More than 200 firefighters were called to help control the Western Sydney fire.

More than 200 firefighters were called to help control the Western Sydney fire. Photo: NSW RFS

Two young men were arrested at a petrol station in Sydney’s west over an out-of-control bushfire that took more than 200 firefighters to control on Friday.

Two males, aged 17 and 21 years old, were arrested and were assisting police with inquiries.

Hundreds of firefighters were forced to to battle a “ferocious”, out-of-control bushfire in western Sydney that destroyed at least one home and earlier threatened several others at Cranebrook before spreading to the neighbouring suburb of Llandilo.

The blaze began alongside a nature reserve in the Cranbrook area at 2pm on Friday before spreading to consumed about 300 hectares in surrounding suburbs, with properties, schools and nursing homes evacuated, police say.

Llandilo resident and business owner Kim Hamilton told AAP the area “often goes up” because of serial firebugs.

Rural Fire Service (RFS) Deputy Commissioner Rob Rogers also said there were reports two Cranebrook properties had been damaged earlier in the afternoon.

“Confirmation of that, we’ll obviously have a look at as soon as time permits,” Deputy Commissioner Rogers said.

“But right now we’re just trying to save as much as we can and halt the progress of this fire.”

Authorities said the blaze quickly spreading to nearby suburbs, but an emergency warning for Llandilo and Londonderry near Penrith, had been downgraded to a Watch and Act alert.

Deputy Commissioner Rogers said the fire burned “extremely ferociously in high winds”, but was later contained.

“It’s moving in a south-easterly direction from the Llandilo area … which is the areas of 7th, 8th, and 6th avenues, out through to 9th Avenue, and then into open bushland,” Deputy Commissioner Rogers said.

“We’ve got a lot of aircraft on it.”

He said authorities had been concerned the fire could head “towards more urbanised areas a few kilometres in that south-easterly direction”.

 

Motorists were also urged to avoid Cranebrook where many roads were closed.

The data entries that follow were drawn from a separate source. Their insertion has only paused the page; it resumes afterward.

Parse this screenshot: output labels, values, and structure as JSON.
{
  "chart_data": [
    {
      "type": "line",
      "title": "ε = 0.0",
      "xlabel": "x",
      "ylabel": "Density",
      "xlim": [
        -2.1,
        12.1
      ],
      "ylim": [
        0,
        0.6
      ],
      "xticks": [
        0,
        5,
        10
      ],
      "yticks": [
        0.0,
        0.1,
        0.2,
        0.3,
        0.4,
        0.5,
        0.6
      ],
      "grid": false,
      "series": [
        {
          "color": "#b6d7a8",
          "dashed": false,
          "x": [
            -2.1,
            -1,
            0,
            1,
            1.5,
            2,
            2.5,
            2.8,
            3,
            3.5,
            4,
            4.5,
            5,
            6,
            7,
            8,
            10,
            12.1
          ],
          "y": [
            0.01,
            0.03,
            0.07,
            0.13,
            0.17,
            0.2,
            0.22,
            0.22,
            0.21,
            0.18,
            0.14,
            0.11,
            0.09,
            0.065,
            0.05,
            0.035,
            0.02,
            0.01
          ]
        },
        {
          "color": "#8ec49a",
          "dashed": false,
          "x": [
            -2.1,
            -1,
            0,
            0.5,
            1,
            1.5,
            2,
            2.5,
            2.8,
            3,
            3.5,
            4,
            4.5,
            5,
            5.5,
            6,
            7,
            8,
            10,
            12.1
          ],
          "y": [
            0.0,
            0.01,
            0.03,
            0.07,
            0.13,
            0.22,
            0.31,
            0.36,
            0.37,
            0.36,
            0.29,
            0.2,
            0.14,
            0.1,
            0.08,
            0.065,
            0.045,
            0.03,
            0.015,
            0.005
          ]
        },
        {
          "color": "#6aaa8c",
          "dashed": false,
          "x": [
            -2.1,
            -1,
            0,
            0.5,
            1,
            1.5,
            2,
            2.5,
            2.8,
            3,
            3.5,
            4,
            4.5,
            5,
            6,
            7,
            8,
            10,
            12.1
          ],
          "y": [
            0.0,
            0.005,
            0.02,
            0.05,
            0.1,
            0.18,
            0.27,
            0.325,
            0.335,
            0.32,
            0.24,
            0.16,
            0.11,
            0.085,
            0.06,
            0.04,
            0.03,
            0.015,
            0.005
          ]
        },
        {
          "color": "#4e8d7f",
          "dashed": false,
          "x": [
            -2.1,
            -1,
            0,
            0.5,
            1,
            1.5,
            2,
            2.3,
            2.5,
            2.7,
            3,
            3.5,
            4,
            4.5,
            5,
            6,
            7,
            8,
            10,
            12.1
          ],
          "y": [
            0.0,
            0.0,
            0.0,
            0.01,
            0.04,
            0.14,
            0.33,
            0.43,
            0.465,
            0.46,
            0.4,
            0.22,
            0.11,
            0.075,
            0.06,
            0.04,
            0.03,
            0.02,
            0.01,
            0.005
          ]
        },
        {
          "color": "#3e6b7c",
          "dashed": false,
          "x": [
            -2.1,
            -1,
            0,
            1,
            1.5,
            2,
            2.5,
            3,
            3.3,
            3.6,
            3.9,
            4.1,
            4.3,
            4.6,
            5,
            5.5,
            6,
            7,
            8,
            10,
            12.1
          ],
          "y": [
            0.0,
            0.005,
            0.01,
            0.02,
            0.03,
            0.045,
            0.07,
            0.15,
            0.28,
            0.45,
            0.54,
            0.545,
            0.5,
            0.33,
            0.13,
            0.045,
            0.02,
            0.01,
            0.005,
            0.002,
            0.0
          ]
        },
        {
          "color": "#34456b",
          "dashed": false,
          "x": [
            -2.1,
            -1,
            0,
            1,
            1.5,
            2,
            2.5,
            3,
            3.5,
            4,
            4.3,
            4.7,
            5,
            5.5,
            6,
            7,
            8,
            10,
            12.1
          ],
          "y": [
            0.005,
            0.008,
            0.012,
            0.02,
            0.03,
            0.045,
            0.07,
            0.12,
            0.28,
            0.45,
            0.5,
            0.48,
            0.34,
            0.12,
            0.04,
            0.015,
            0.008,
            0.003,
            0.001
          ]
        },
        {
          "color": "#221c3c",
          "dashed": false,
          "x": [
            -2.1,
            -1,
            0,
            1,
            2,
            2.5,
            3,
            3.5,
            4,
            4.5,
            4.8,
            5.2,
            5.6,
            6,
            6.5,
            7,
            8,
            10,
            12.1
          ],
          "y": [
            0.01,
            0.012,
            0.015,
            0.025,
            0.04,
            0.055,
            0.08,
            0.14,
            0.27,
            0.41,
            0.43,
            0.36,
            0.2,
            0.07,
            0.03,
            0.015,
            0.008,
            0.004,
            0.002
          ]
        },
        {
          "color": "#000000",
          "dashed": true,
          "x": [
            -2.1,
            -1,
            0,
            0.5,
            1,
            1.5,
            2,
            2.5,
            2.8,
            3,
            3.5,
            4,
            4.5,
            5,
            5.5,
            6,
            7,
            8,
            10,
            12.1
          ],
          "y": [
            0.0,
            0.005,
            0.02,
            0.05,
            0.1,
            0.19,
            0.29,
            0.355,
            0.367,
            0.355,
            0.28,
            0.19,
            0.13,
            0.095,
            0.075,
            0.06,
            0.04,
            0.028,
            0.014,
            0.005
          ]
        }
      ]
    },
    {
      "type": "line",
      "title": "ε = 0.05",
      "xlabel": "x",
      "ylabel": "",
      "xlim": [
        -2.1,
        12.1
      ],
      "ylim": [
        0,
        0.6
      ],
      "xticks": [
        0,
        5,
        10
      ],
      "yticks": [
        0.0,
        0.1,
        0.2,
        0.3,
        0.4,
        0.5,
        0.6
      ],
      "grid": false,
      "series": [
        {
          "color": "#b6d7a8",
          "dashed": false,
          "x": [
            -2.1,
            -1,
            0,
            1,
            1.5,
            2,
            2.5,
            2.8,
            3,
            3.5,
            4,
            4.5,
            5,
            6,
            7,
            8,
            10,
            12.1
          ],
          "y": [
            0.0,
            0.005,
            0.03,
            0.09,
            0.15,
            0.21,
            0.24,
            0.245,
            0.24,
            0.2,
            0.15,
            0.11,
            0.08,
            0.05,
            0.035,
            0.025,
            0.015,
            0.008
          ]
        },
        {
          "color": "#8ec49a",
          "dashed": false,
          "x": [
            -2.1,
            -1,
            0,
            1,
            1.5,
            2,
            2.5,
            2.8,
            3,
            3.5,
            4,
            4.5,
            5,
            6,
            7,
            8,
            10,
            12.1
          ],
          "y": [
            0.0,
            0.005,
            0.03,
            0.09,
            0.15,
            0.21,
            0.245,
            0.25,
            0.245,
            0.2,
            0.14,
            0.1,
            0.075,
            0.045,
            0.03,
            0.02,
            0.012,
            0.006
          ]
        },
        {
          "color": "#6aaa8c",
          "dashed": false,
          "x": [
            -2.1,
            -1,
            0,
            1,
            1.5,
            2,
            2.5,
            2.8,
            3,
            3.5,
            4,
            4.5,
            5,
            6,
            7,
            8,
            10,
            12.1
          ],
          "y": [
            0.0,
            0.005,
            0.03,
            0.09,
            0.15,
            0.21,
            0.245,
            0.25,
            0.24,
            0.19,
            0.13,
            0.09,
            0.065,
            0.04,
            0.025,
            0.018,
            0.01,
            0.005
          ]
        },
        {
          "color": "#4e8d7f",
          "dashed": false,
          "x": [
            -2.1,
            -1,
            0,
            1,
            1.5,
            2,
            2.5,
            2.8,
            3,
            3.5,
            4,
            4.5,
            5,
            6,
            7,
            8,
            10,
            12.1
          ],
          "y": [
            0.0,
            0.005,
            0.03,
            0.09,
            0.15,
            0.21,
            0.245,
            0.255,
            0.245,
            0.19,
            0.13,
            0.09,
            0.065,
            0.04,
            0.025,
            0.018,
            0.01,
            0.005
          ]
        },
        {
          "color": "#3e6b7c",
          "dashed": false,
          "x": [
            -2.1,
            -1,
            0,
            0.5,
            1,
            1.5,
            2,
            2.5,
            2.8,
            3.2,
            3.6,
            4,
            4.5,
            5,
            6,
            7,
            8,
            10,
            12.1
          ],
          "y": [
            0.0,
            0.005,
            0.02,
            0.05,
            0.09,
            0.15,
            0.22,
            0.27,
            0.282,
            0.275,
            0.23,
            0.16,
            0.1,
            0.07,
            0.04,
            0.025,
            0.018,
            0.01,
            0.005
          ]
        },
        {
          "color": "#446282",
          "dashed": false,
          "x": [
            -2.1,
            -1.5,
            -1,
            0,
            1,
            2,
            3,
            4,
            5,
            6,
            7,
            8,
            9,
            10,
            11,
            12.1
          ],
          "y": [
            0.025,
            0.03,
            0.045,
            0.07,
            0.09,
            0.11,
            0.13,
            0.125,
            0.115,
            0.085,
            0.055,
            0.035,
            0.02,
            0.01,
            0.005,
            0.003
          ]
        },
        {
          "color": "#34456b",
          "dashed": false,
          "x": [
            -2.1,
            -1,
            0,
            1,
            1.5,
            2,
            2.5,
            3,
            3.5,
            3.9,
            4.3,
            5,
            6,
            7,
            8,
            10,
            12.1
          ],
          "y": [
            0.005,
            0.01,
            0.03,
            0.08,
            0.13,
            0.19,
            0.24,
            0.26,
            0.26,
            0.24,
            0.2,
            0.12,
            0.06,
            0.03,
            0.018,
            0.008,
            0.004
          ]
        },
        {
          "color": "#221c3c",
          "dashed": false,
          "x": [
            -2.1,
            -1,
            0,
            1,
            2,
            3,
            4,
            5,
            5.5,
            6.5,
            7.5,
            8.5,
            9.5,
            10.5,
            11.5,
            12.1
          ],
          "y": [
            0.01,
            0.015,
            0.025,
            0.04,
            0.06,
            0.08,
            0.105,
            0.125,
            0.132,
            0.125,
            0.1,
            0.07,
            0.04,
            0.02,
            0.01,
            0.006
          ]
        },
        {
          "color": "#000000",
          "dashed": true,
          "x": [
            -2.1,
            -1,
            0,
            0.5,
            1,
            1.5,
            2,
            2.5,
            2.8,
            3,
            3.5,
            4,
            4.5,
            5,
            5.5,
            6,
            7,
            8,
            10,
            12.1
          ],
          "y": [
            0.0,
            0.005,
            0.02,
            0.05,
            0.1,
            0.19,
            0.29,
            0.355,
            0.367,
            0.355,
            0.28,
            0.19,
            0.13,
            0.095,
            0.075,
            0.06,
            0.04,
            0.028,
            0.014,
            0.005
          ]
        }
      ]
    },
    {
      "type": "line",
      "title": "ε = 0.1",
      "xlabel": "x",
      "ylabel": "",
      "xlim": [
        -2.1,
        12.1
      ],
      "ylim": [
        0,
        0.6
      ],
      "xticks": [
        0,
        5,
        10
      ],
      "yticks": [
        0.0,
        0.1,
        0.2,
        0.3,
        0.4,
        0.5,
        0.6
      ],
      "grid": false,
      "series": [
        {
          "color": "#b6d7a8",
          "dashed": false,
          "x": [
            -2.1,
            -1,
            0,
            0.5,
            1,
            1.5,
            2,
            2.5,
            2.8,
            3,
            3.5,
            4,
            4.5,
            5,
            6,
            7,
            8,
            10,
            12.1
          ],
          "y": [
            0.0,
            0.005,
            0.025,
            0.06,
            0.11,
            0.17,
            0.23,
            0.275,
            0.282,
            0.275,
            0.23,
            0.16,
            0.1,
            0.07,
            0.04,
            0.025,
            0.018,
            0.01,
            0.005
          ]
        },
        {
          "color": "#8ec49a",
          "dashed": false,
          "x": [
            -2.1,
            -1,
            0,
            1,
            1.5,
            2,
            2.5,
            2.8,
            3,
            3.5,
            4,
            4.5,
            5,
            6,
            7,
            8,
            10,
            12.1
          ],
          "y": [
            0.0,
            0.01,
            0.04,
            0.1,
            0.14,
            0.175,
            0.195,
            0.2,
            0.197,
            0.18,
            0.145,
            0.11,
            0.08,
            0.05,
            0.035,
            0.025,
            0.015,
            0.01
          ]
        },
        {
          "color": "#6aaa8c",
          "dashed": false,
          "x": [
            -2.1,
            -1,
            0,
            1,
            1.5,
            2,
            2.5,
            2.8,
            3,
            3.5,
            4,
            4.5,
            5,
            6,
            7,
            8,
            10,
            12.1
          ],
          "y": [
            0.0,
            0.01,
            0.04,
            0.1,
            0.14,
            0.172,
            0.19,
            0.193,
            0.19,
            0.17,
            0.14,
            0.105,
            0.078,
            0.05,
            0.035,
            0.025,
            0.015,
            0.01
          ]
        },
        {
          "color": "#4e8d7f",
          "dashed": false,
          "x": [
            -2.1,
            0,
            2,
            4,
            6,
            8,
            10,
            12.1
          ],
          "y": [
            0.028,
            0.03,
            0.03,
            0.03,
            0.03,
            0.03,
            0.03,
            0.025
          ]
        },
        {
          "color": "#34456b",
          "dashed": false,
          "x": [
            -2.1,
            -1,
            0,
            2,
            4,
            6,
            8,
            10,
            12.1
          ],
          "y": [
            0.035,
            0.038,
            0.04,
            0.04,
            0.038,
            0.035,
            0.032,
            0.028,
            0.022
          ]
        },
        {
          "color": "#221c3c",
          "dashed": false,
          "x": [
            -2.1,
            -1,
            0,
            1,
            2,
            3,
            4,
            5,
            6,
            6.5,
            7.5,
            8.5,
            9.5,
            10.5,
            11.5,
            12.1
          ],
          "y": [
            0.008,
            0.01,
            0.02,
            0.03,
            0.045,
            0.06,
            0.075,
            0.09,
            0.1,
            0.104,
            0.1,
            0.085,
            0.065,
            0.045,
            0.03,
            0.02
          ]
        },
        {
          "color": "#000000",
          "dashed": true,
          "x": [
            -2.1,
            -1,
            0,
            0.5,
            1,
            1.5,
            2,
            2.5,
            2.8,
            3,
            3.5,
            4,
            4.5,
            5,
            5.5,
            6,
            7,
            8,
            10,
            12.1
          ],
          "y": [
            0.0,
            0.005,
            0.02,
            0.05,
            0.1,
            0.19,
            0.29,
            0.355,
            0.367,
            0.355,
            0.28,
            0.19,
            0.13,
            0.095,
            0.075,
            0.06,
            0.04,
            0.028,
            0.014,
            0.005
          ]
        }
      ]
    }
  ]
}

Earlier in the day a man’s utility was engulfed by the fire while parked beside nearby bushland at Cranebrook.

“It [the fire] moved like a rocket” he told 702 ABC Sydney.

Another man said he managed to extinguish flames at the front of his house after he ran home from work.

“My mother-in-law rang saying ‘get out, the house is on fire’ and I come to this,” he told the ABC.

Homes on the NSW south coast also came under threat when firefighters lost control of a hazard reduction burn in the Callala Bay area, near Nowra.

That blaze came within 100m of properties before being downgraded in the evening.